Nonetheless, in the film, you can see Russell Crowe image the role of a General.
• It is less than 150 years before the breed of the German Shepherds came into being.
Nevertheless, they were quite evident in the cinematic display of the war with the Germans.
• The command ‘Fire’ corresponds to the firing from guns, which was introduced from the Middle Ages in Europe. You can still feel the effect it brought in the movie.
#5 Gone with the wind
Do you realize that Thomas Edison invented the incandescent lamps in 1879? Now, the American Civil War lasted from 1861-1865, during which era the movie was based. Perhaps, the most factual mistake you can make a note of is the use of electric lights in the Atlanta streets.
#6 Pearl Harbour
From ancient times, including the war years and the Middle ages, stockings had formed the primary part of a woman’s wardrobe. It was considered quite inappropriate for them to refrain from wearing them. Howbeit, in the Pearl Harbour, you can see how the women ditched these clothing to show off their legs.
#7 Pride and prejudice
The Jane Austen scripted story has seen its set of errors with the main lead spotting Wellington boots during her walks and play. However, this kind of boots did not turn up before 50 years passed by since the book got published.
#8 Saving Private Ryan
If you are a bike lover, then you might have eyed all the amazing bikes that got publicized in this movie. Unfortunately, the famous war creation also depicts a howler, where Captain Miller shoots down his enemies in the war front. Based on the events of the Second World War, the motorbike to which Tom Hanks character was leaning to in the scene was not of German minds at all. It was introduced 20 years after the happenings in 1963. Besides, it was a Russian model, Ural M63.

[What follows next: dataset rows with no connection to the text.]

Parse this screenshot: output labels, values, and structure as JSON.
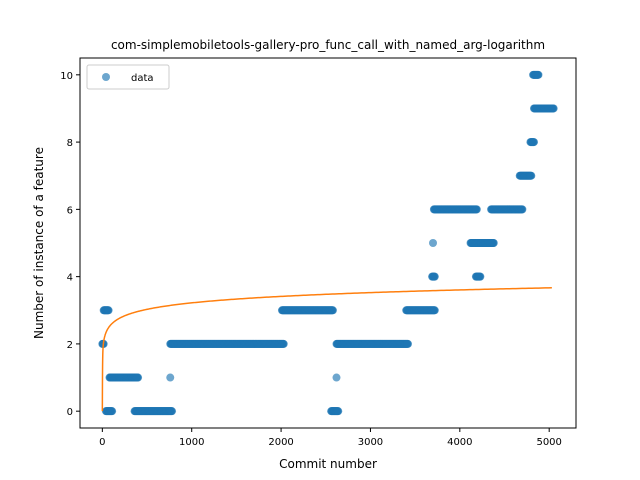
{
  "chart_data": {
    "type": "scatter",
    "title": "com-simplemobiletools-gallery-pro_func_call_with_named_arg-logarithm",
    "xlabel": "Commit number",
    "ylabel": "Number of instance of a feature",
    "xlim": [
      -250,
      5300
    ],
    "ylim": [
      -0.5,
      10.5
    ],
    "xticks": [
      0,
      1000,
      2000,
      3000,
      4000,
      5000
    ],
    "yticks": [
      0,
      2,
      4,
      6,
      8,
      10
    ],
    "grid": false,
    "legend": {
      "position": "top-left",
      "entries": [
        "data"
      ]
    },
    "colors": {
      "points": "#1f77b4",
      "fit": "#ff7f0e"
    },
    "series": [
      {
        "name": "data",
        "kind": "scatter",
        "segments": [
          {
            "x_start": 0,
            "x_end": 15,
            "y": 2
          },
          {
            "x_start": 15,
            "x_end": 70,
            "y": 3
          },
          {
            "x_start": 40,
            "x_end": 110,
            "y": 0
          },
          {
            "x_start": 80,
            "x_end": 400,
            "y": 1
          },
          {
            "x_start": 360,
            "x_end": 780,
            "y": 0
          },
          {
            "x_start": 760,
            "x_end": 2030,
            "y": 2
          },
          {
            "x_start": 2010,
            "x_end": 2580,
            "y": 3
          },
          {
            "x_start": 2560,
            "x_end": 2640,
            "y": 0
          },
          {
            "x_start": 2620,
            "x_end": 3420,
            "y": 2
          },
          {
            "x_start": 3400,
            "x_end": 3720,
            "y": 3
          },
          {
            "x_start": 3690,
            "x_end": 3720,
            "y": 4
          },
          {
            "x_start": 3710,
            "x_end": 4190,
            "y": 6
          },
          {
            "x_start": 4120,
            "x_end": 4380,
            "y": 5
          },
          {
            "x_start": 4180,
            "x_end": 4230,
            "y": 4
          },
          {
            "x_start": 4350,
            "x_end": 4700,
            "y": 6
          },
          {
            "x_start": 4670,
            "x_end": 4800,
            "y": 7
          },
          {
            "x_start": 4790,
            "x_end": 4830,
            "y": 8
          },
          {
            "x_start": 4820,
            "x_end": 4880,
            "y": 10
          },
          {
            "x_start": 4830,
            "x_end": 5050,
            "y": 9
          }
        ],
        "points": [
          {
            "x": 760,
            "y": 1
          },
          {
            "x": 2620,
            "y": 1
          },
          {
            "x": 3700,
            "y": 5
          }
        ]
      },
      {
        "name": "",
        "kind": "line",
        "model": "logarithm",
        "params": {
          "a": 0.2777,
          "b": 1.3016
        },
        "x_range": [
          0,
          5030
        ]
      }
    ]
  }
}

The RMS Titanic sank in 1912. Six years later, the construction of the Wissota Hydroelectric Dam led to the formation of Lake Wissota along the Chippewa River. Now, you might be wondering where the connection between both is? Well, you might have watched the fifth highest-grossing film in Canada a dozen times. Do you remember the scene when the main character, Jack, speaks out to Rose for the first time? He mentions about his fishing experience in Lake Wissota in his native Wisconsin. So, did your hero blurt out a blooper?

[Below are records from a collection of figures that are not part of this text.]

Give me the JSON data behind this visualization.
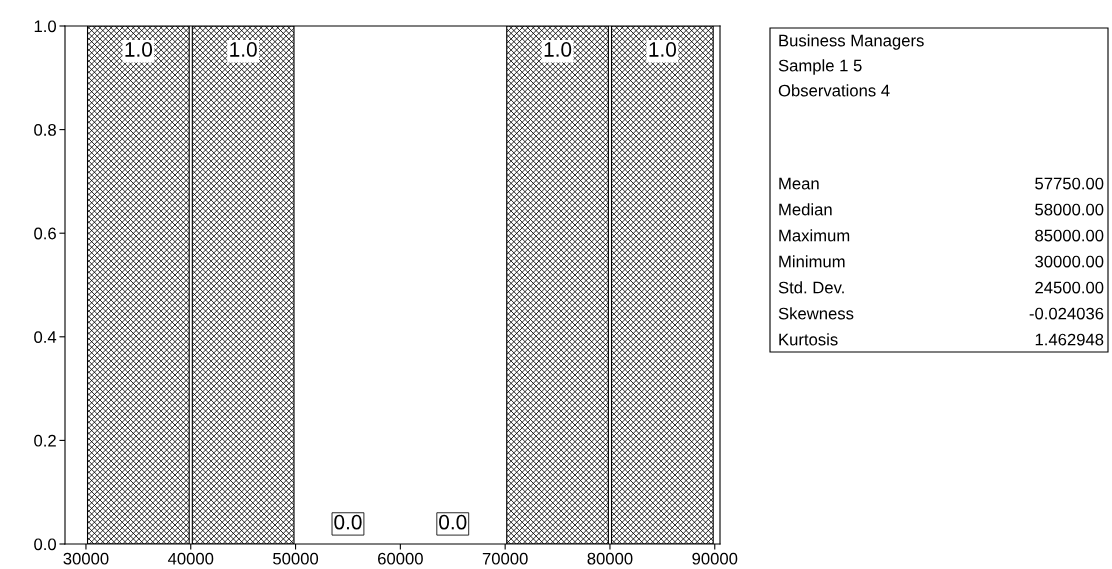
{
  "chart_data": {
    "type": "histogram",
    "bins": [
      30000,
      40000,
      50000,
      60000,
      70000,
      80000,
      90000
    ],
    "values": [
      1.0,
      1.0,
      0.0,
      0.0,
      1.0,
      1.0
    ],
    "color": "#000000",
    "value_labels": [
      "1.0",
      "1.0",
      "0.0",
      "0.0",
      "1.0",
      "1.0"
    ],
    "xlim": [
      28000,
      90500
    ],
    "xticks": [
      30000,
      40000,
      50000,
      60000,
      70000,
      80000,
      90000
    ],
    "ylim": [
      0,
      1
    ],
    "yticks": [
      {
        "value": 0,
        "label": "0.0"
      },
      {
        "value": 0.2,
        "label": "0.2"
      },
      {
        "value": 0.4,
        "label": "0.4"
      },
      {
        "value": 0.6,
        "label": "0.6"
      },
      {
        "value": 0.8,
        "label": "0.8"
      },
      {
        "value": 1,
        "label": "1.0"
      }
    ],
    "grid": false,
    "annotations": [
      "Business Managers",
      "Sample 1 5",
      "Observations 4",
      "Mean\t57750.00",
      "Median\t58000.00",
      "Maximum\t85000.00",
      "Minimum\t30000.00",
      "Std. Dev.\t24500.00",
      "Skewness\t-0.024036",
      "Kurtosis\t1.462948"
    ]
  }
}
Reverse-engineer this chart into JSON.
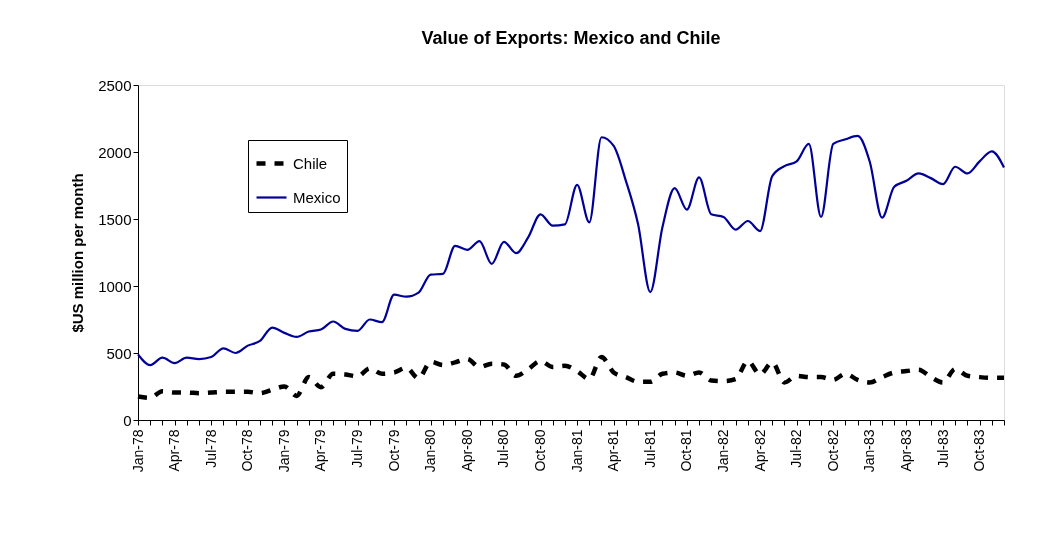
{
  "chart_data": {
    "type": "line",
    "title": "Value of Exports: Mexico and Chile",
    "ylabel": "$US million per month",
    "categories": [
      "Jan-78",
      null,
      null,
      "Apr-78",
      null,
      null,
      "Jul-78",
      null,
      null,
      "Oct-78",
      null,
      null,
      "Jan-79",
      null,
      null,
      "Apr-79",
      null,
      null,
      "Jul-79",
      null,
      null,
      "Oct-79",
      null,
      null,
      "Jan-80",
      null,
      null,
      "Apr-80",
      null,
      null,
      "Jul-80",
      null,
      null,
      "Oct-80",
      null,
      null,
      "Jan-81",
      null,
      null,
      "Apr-81",
      null,
      null,
      "Jul-81",
      null,
      null,
      "Oct-81",
      null,
      null,
      "Jan-82",
      null,
      null,
      "Apr-82",
      null,
      null,
      "Jul-82",
      null,
      null,
      "Oct-82",
      null,
      null,
      "Jan-83",
      null,
      null,
      "Apr-83",
      null,
      null,
      "Jul-83",
      null,
      null,
      "Oct-83",
      null,
      null
    ],
    "series": [
      {
        "name": "Chile",
        "color": "#000000",
        "line_style": "dashed",
        "values": [
          175,
          165,
          215,
          205,
          205,
          200,
          205,
          210,
          210,
          210,
          200,
          225,
          250,
          180,
          320,
          245,
          345,
          340,
          325,
          385,
          345,
          355,
          390,
          310,
          435,
          410,
          430,
          455,
          395,
          420,
          415,
          330,
          380,
          440,
          395,
          405,
          365,
          305,
          470,
          355,
          320,
          285,
          285,
          345,
          355,
          330,
          355,
          295,
          290,
          305,
          440,
          340,
          430,
          280,
          330,
          320,
          320,
          300,
          345,
          300,
          280,
          320,
          355,
          365,
          375,
          320,
          280,
          380,
          330,
          320,
          315,
          315
        ]
      },
      {
        "name": "Mexico",
        "color": "#000099",
        "line_style": "solid",
        "values": [
          490,
          410,
          465,
          425,
          465,
          455,
          470,
          535,
          500,
          555,
          590,
          690,
          650,
          620,
          660,
          675,
          735,
          680,
          665,
          750,
          730,
          935,
          920,
          950,
          1085,
          1090,
          1300,
          1270,
          1335,
          1165,
          1330,
          1245,
          1365,
          1535,
          1450,
          1460,
          1755,
          1475,
          2110,
          2045,
          1785,
          1460,
          955,
          1440,
          1730,
          1570,
          1810,
          1535,
          1515,
          1420,
          1485,
          1410,
          1820,
          1895,
          1930,
          2060,
          1515,
          2060,
          2095,
          2120,
          1925,
          1510,
          1740,
          1785,
          1840,
          1805,
          1760,
          1890,
          1840,
          1930,
          2005,
          1885
        ]
      }
    ],
    "ylim": [
      0,
      2500
    ],
    "yticks": [
      0,
      500,
      1000,
      1500,
      2000,
      2500
    ],
    "grid": false,
    "legend": "top left",
    "marker": "none"
  }
}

Your historical epic contains many awkward bloopers of its own. A few of them are discussed below.
• The South American Llamas showed in the cinema as well as the metal spokes adhered to the umbrellas of Helena and Paris stand out as the most inaccurate facts.
• Even though coins didn’t exist at that epoch, your picture would have shown you dead people with their eyes covered by coins.

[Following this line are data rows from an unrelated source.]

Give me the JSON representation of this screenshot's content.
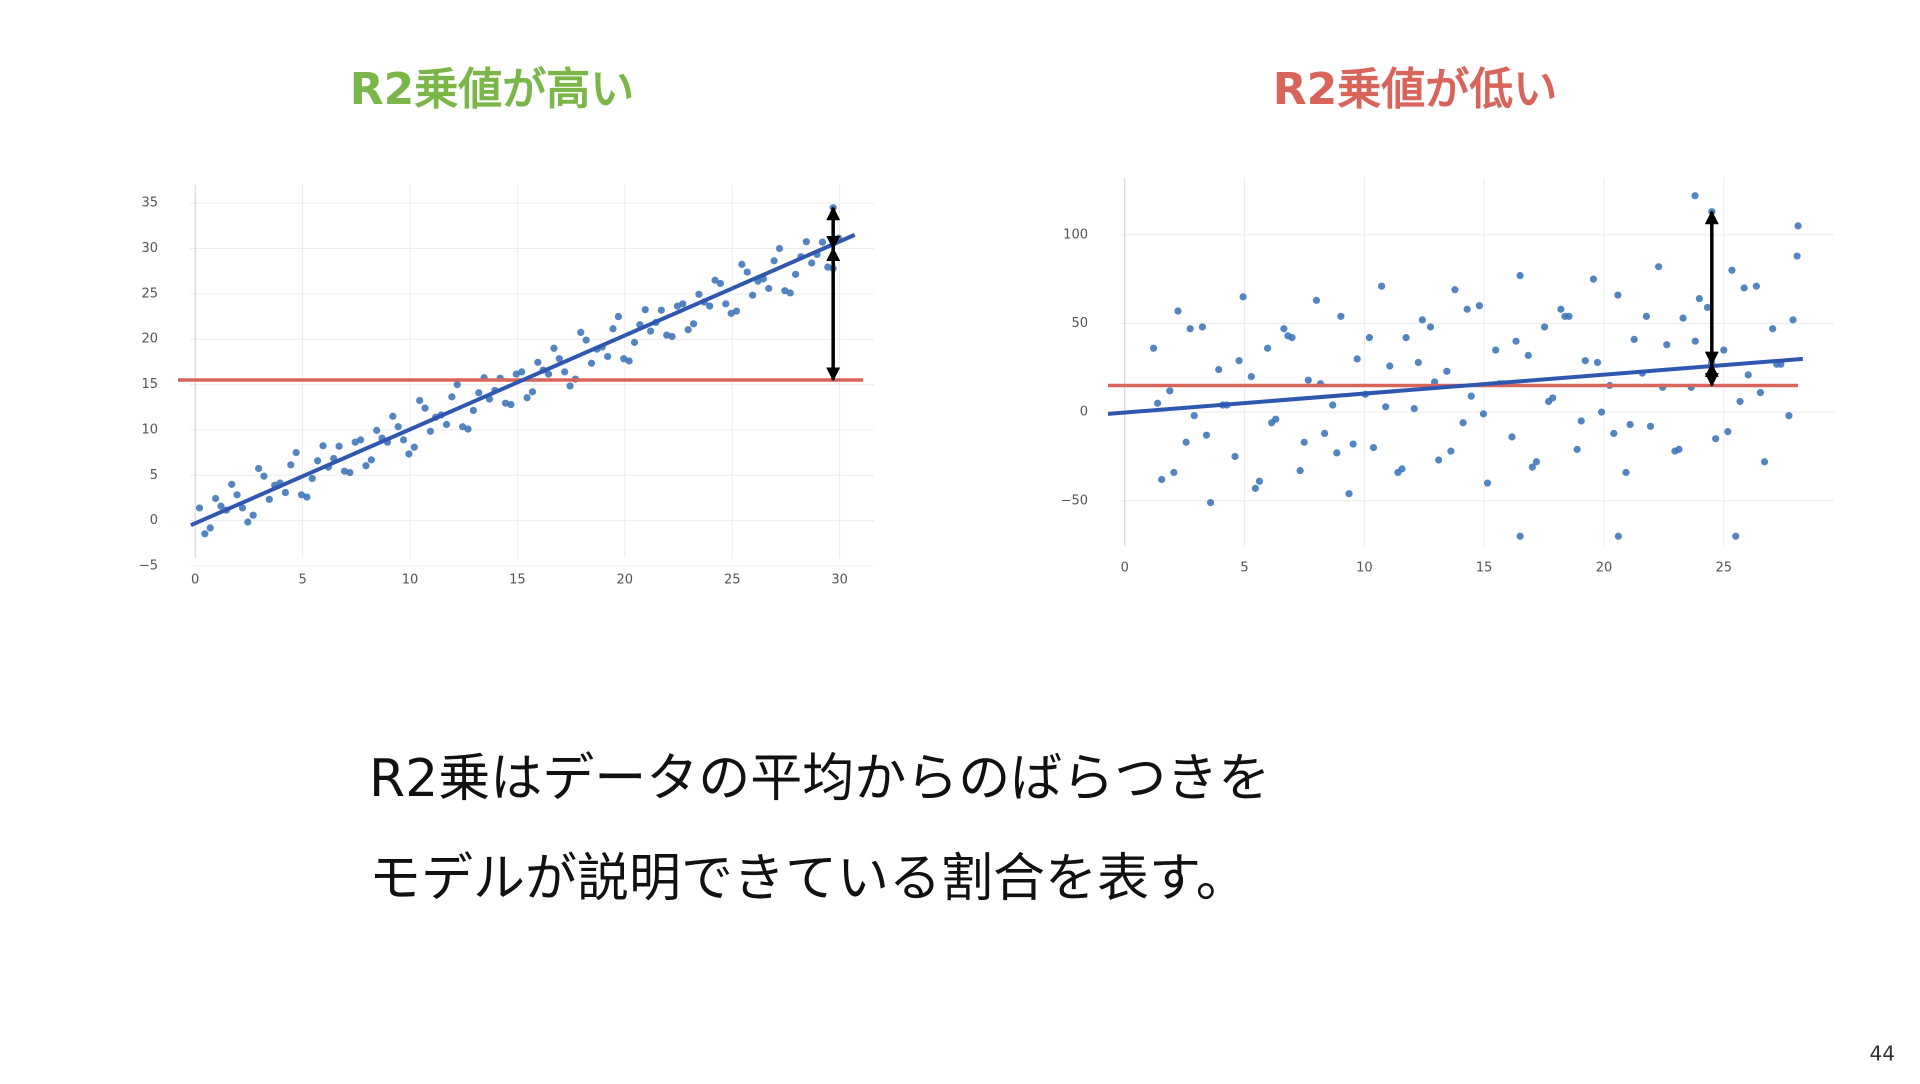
{
  "chart_data": [
    {
      "type": "scatter",
      "title": "R2乗値が高い",
      "title_color": "#7ab648",
      "x": [
        0.2,
        0.7,
        1.2,
        1.7,
        2.2,
        2.7,
        3.2,
        3.7,
        4.2,
        4.7,
        5.2,
        5.7,
        6.2,
        6.7,
        7.2,
        7.7,
        8.2,
        8.7,
        9.2,
        9.7,
        10.2,
        10.7,
        11.2,
        11.7,
        12.2,
        12.7,
        13.2,
        13.7,
        14.2,
        14.7,
        15.2,
        15.7,
        16.2,
        16.7,
        17.2,
        17.7,
        18.2,
        18.7,
        19.2,
        19.7,
        20.2,
        20.7,
        21.2,
        21.7,
        22.2,
        22.7,
        23.2,
        23.7,
        24.2,
        24.7,
        25.2,
        25.7,
        26.2,
        26.7,
        27.2,
        27.7,
        28.2,
        28.7,
        29.2,
        29.7,
        29.7,
        0.45,
        0.95,
        1.45,
        1.95,
        2.45,
        2.95,
        3.45,
        3.95,
        4.45,
        4.95,
        5.45,
        5.95,
        6.45,
        6.95,
        7.45,
        7.95,
        8.45,
        8.95,
        9.45,
        9.95,
        10.45,
        10.95,
        11.45,
        11.95,
        12.45,
        12.95,
        13.45,
        13.95,
        14.45,
        14.95,
        15.45,
        15.95,
        16.45,
        16.95,
        17.45,
        17.95,
        18.45,
        18.95,
        19.45,
        19.95,
        20.45,
        20.95,
        21.45,
        21.95,
        22.45,
        22.95,
        23.45,
        23.95,
        24.45,
        24.95,
        25.45,
        25.95,
        26.45,
        26.95,
        27.45,
        27.95,
        28.45,
        28.95,
        29.45,
        29.95
      ],
      "y": [
        1.4,
        -0.8,
        1.6,
        4.0,
        1.4,
        0.6,
        4.9,
        3.9,
        3.1,
        7.5,
        2.6,
        6.6,
        5.9,
        8.2,
        5.3,
        8.9,
        6.7,
        9.1,
        11.5,
        8.9,
        8.1,
        12.4,
        11.4,
        10.6,
        15.0,
        10.1,
        14.1,
        13.4,
        15.7,
        12.8,
        16.4,
        14.2,
        16.6,
        19.0,
        16.4,
        15.6,
        19.9,
        18.9,
        18.1,
        22.5,
        17.6,
        21.6,
        20.9,
        23.2,
        20.3,
        23.9,
        21.7,
        24.1,
        26.5,
        23.9,
        23.1,
        27.4,
        26.4,
        25.6,
        30.0,
        25.1,
        29.1,
        28.4,
        30.7,
        27.8,
        34.5,
        -1.45,
        2.45,
        1.15,
        2.85,
        -0.15,
        5.75,
        2.35,
        4.15,
        6.15,
        2.85,
        4.65,
        8.25,
        6.85,
        5.45,
        8.65,
        6.05,
        9.95,
        8.65,
        10.35,
        7.35,
        13.25,
        9.85,
        11.65,
        13.65,
        10.35,
        12.15,
        15.75,
        14.35,
        12.95,
        16.15,
        13.55,
        17.45,
        16.15,
        17.85,
        14.85,
        20.75,
        17.35,
        19.15,
        21.15,
        17.85,
        19.65,
        23.25,
        21.85,
        20.45,
        23.65,
        21.05,
        24.95,
        23.65,
        26.15,
        22.85,
        28.25,
        24.85,
        26.65,
        28.65,
        25.35,
        27.15,
        30.75,
        29.35,
        27.95,
        31.15
      ],
      "point_color": "#3a74b8",
      "xlim": [
        -0.8,
        31.6
      ],
      "ylim": [
        -5,
        37
      ],
      "xticks": [
        0,
        5,
        10,
        15,
        20,
        25,
        30
      ],
      "yticks": [
        {
          "value": -5,
          "label": "−5"
        },
        0,
        5,
        10,
        15,
        20,
        25,
        30,
        35
      ],
      "grid": true,
      "regression_line": {
        "x": [
          -0.2,
          30.7
        ],
        "y": [
          -0.5,
          31.5
        ],
        "color": "#2f57b0"
      },
      "mean_line": {
        "x": [
          -0.8,
          31.1
        ],
        "y": 15.5,
        "color": "#d9645a"
      },
      "arrows": {
        "x": 29.7,
        "y": [
          34.5,
          30,
          15.5
        ],
        "color": "#000000"
      }
    },
    {
      "type": "scatter",
      "title": "R2乗値が低い",
      "title_color": "#d9645a",
      "x": [
        1.2,
        1.54,
        1.88,
        2.22,
        2.56,
        2.9,
        3.24,
        3.58,
        3.92,
        4.26,
        4.6,
        4.94,
        5.28,
        5.62,
        5.96,
        6.3,
        6.64,
        6.98,
        7.32,
        7.66,
        8.0,
        8.34,
        8.68,
        9.02,
        9.36,
        9.7,
        10.04,
        10.38,
        10.72,
        11.06,
        11.4,
        11.74,
        12.08,
        12.42,
        12.76,
        13.1,
        13.44,
        13.78,
        14.12,
        14.46,
        14.8,
        15.14,
        15.48,
        15.82,
        16.16,
        16.5,
        16.84,
        17.18,
        17.52,
        17.86,
        18.2,
        18.54,
        18.88,
        19.22,
        19.56,
        19.9,
        20.24,
        20.58,
        20.92,
        21.26,
        21.6,
        21.94,
        22.28,
        22.62,
        22.96,
        23.3,
        23.64,
        23.98,
        24.32,
        24.66,
        25.0,
        25.34,
        25.68,
        26.02,
        26.36,
        26.7,
        27.04,
        27.38,
        27.72,
        28.06,
        1.37,
        2.05,
        2.73,
        3.41,
        4.09,
        4.77,
        5.45,
        6.13,
        6.81,
        7.49,
        8.17,
        8.85,
        9.53,
        10.21,
        10.89,
        11.57,
        12.25,
        12.93,
        13.61,
        14.29,
        14.97,
        15.65,
        16.33,
        17.01,
        17.69,
        18.37,
        19.05,
        19.73,
        20.41,
        21.09,
        21.77,
        22.45,
        23.13,
        23.81,
        24.49,
        25.17,
        25.85,
        26.53,
        27.21,
        27.89,
        23.8,
        24.5,
        16.5,
        20.6,
        25.5,
        28.1
      ],
      "y": [
        36,
        -38,
        12,
        57,
        -17,
        -2,
        48,
        -51,
        24,
        4,
        -25,
        65,
        20,
        -39,
        36,
        -4,
        47,
        42,
        -33,
        18,
        63,
        -12,
        4,
        54,
        -46,
        30,
        10,
        -20,
        71,
        26,
        -34,
        42,
        2,
        52,
        48,
        -27,
        23,
        69,
        -6,
        9,
        60,
        -40,
        35,
        16,
        -14,
        77,
        32,
        -28,
        48,
        8,
        58,
        54,
        -21,
        29,
        75,
        0,
        15,
        66,
        -34,
        41,
        22,
        -8,
        82,
        38,
        -22,
        53,
        14,
        64,
        59,
        -15,
        35,
        80,
        6,
        21,
        71,
        -28,
        47,
        27,
        -2,
        88,
        5,
        -34,
        47,
        -13,
        4,
        29,
        -43,
        -6,
        43,
        -17,
        16,
        -23,
        -18,
        42,
        3,
        -32,
        28,
        17,
        -22,
        58,
        -1,
        16,
        40,
        -31,
        6,
        54,
        -5,
        28,
        -12,
        -7,
        54,
        14,
        -21,
        40,
        28,
        -11,
        70,
        11,
        27,
        52,
        122,
        113,
        -70,
        -70,
        -70,
        105
      ],
      "point_color": "#3a74b8",
      "xlim": [
        -0.7,
        29.6
      ],
      "ylim": [
        -80,
        132
      ],
      "xticks": [
        0,
        5,
        10,
        15,
        20,
        25
      ],
      "yticks": [
        {
          "value": -50,
          "label": "−50"
        },
        0,
        50,
        100
      ],
      "grid": true,
      "regression_line": {
        "x": [
          -0.7,
          28.3
        ],
        "y": [
          -1,
          30
        ],
        "color": "#2f57b0"
      },
      "mean_line": {
        "x": [
          -0.7,
          28.1
        ],
        "y": 15,
        "color": "#d9645a"
      },
      "arrows": {
        "x": 24.5,
        "y": [
          113,
          27,
          15
        ],
        "color": "#000000"
      }
    }
  ],
  "slide": {
    "text": [
      "R2乗はデータの平均からのばらつきを",
      "モデルが説明できている割合を表す。"
    ],
    "page_number": "44"
  }
}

• According to history, Troy had been sieged not just for a few weeks, but for about ten long years.
• What belongs to a different epoch other than the shields and helmets of the warriors? It is none other than the Trireme ships which started off 600 years later rather than the date when Achaeans reached Troy.
• Troy did not see the end of Menelaus and Agamemnon. The former died a natural death in his ripe age, while Agamemnon’s wife was responsible for his murder on his return home.
Did you feel disappointed with these factual mistakes or did you go with the flow and enjoyed the rhythm of the creation? That is why it is said that you should always know the history before judging the face story. Another lesson that you can learn from this play of facts is that you shouldn’t believe everything you see with your eyes. Some things and people demand your insight.